Tanah Borneo. Apa yang kalian pikirkan pertama kali ketika mendengar “Tanah Borneo”? Mungkin sama dengan saya, anggapan tentang tanah yang masih asri dengan lebatnya hutan dan adat budaya yang begitu kental, eksotis. Dan di sinilah, saya dan ke-54 teman saya ditugaskan negara untuk menjadi guru SM3T. Kalimantan Barat, tepatnya kami bertugas di “Bumi Sebalo”, Kabupaten Bengkayang. Menginjakkan kaki pertama kali di tanah yang kaya akan hasil bumi Indonesia, rasanya begitu bahagia. “SD Negeri 21 Sepu’u”, adalah sekolah di mana saya bertugas untuk setahun mengajar. Tidak habis untuk membayangkan bagaimana kondisi sekolah, jalan dan masyarakatnya.
Seluas, 8 September 2016. Hari pertama berangkat ke sekolah. Bersiap sepagi itu sudah mandi dan rapi. Hari itu hari Jumat. Saya berangkat dengan memboceng motor kombet (motor modifikasi) Bapak Supono, Kepala SD Negeri 21 Sepu’u. Selama perjalanan saya hanya menebak-nebak lokasi sekolah dan banyak bercerita dengan Bapak. Awal perjalanan melewati jalan aspal, dan saya kira sekolah ada di pinggir jalan. Ternyata, Bapak membelokkan motor beliau ke sebuah simpang dengan kondisi jalan menurun dan aspal hancur. Dan saya masih berpikir, mungkin tidak jauh lagi sampai. Ternyata, di persimpangan jalan tersebut motor kombet Bapak belok masuk ke jalan tanah. Jalan di tengah perkebunan kelapa sawit milik salah satu perusahaan. Iya, dan harapan saya berakhir, sepertinya memang lokasi sekolah masih jauh.
Setelah melewati jalan di tengah kebun kelapa sawit, akhirnya kami masuk ke perkampungan. Lagi-lagi saya menebak, pasti sekolah sudah dekat. Melalui jalan “naik-turun”, akhirnya sampailah kami di satu simpang jalan batu yang menanjak. Jalan yang baru pertama kalinya saya lalui dan semakin menelusuri jalan tersebut, tanjakan dan turunannya sangat mengerikan bagi saya. Ketika Bapak bercerita bahwa “Jalan ini kalau sudah musim hujan datang, payah buat jalan. Tanah kuningnya lengket dan jalan batunya licin sekali. Jadi kalau sudah hujan, saya susah naik ke sekolah.” Terkejut. Begitu beresikonya jalan menuju sekolah jika musim hujan datang.

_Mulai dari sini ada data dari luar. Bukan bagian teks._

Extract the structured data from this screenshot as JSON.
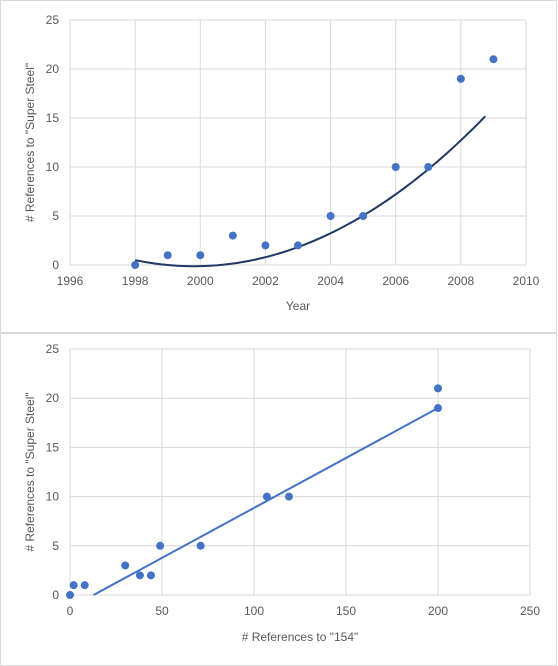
{
  "chart_data": [
    {
      "type": "scatter",
      "title": "",
      "xlabel": "Year",
      "ylabel": "# References to \"Super Steel\"",
      "xlim": [
        1996,
        2010
      ],
      "ylim": [
        0,
        25
      ],
      "xticks": [
        1996,
        1998,
        2000,
        2002,
        2004,
        2006,
        2008,
        2010
      ],
      "yticks": [
        0,
        5,
        10,
        15,
        20,
        25
      ],
      "grid": true,
      "legend": "none",
      "colors": {
        "points": "#4472c4",
        "trendline": "#1f3864"
      },
      "trendline": {
        "type": "polynomial",
        "coefficients": [
          0.1913,
          -0.6913,
          0.5
        ]
      },
      "series": [
        {
          "x": [
            1998,
            1999,
            2000,
            2001,
            2002,
            2003,
            2004,
            2005,
            2006,
            2007,
            2008,
            2009
          ],
          "y": [
            0,
            1,
            1,
            3,
            2,
            2,
            5,
            5,
            10,
            10,
            19,
            21
          ]
        }
      ]
    },
    {
      "type": "scatter",
      "title": "",
      "xlabel": "# References to \"154\"",
      "ylabel": "# References to \"Super Steel\"",
      "xlim": [
        0,
        250
      ],
      "ylim": [
        0,
        25
      ],
      "xticks": [
        0,
        50,
        100,
        150,
        200,
        250
      ],
      "yticks": [
        0,
        5,
        10,
        15,
        20,
        25
      ],
      "grid": true,
      "legend": "none",
      "colors": {
        "points": "#4472c4",
        "trendline": "#4472c4"
      },
      "trendline": {
        "type": "linear",
        "slope": 0.1015,
        "intercept": -1.3
      },
      "series": [
        {
          "x": [
            0,
            2,
            8,
            30,
            38,
            44,
            49,
            71,
            107,
            119,
            200,
            200
          ],
          "y": [
            0,
            1,
            1,
            3,
            2,
            2,
            5,
            5,
            10,
            10,
            21,
            19
          ]
        }
      ]
    }
  ]
}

Seketika rasa takut dan kelelahan muncul saat melewati jalan berbatu, naik-turun, dan berlumpur terhapus sudah dengan sapaan polos dan senyuman manis siswa-siswa SDN 21 Sepu’u. Kebiasaan yang bersahaja, yang tidak selalu aku temui di daerah kota, “Selamat pagi, Pak... Selamat pagi, Bu!”. Setelah memberikan sapaan hangat yang menggembirakan hati saya, mereka berbondong-bondong lari ke arah saya dan Bapak Kepala Sekolah untuk bersalaman. Ternyata, pendidikan karakter mereka sudah tertanam walaupun mereka jauh dari daerah kota. Mereka sudah tahu bahwa saya adalah guru baru untuk setahun ke depan di sekolah mereka. Semangat. Itulah yang saya artikan dari raut muka, lompatan-lompatan kecil, dan tawa ceria mereka. Bahagia yang begitu bermakna, melihat begitu senangnya mereka karena kehadiran saya.

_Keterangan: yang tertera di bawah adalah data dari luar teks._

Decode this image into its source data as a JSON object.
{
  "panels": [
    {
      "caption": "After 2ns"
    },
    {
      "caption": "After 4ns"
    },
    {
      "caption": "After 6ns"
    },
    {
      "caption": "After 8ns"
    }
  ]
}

Setiap kali saya sampai di sekolah, sapaan-sapaan itu, senyuman yang menyambut, dan langkah kaki kecil yang berhamburan di halaman sekolah memecahkan rasa lelah selama perjalanan menuju ke sekolah. Iya, tingkah laku anak-anak membuat lelahku menjadi semangat mengajar. Bahkan kadang saya tak peduli, sepatu boot saya sudah terselimut lumpur karena melewati jalan yang tak kering karena hujan di malam sebelumnya. Itulah, lelah tapi yang membahagiakan. Memberikan sedikit demi sedikit pengetahuan kepada mereka dalam keterbatasan. Tidak ada buku atau listrik sekedar untuk menge-charge laptop. Tidak ada peta, yang bahkan ketika saya bertanya tentang negara mereka, mereka menjawab tidak tahu.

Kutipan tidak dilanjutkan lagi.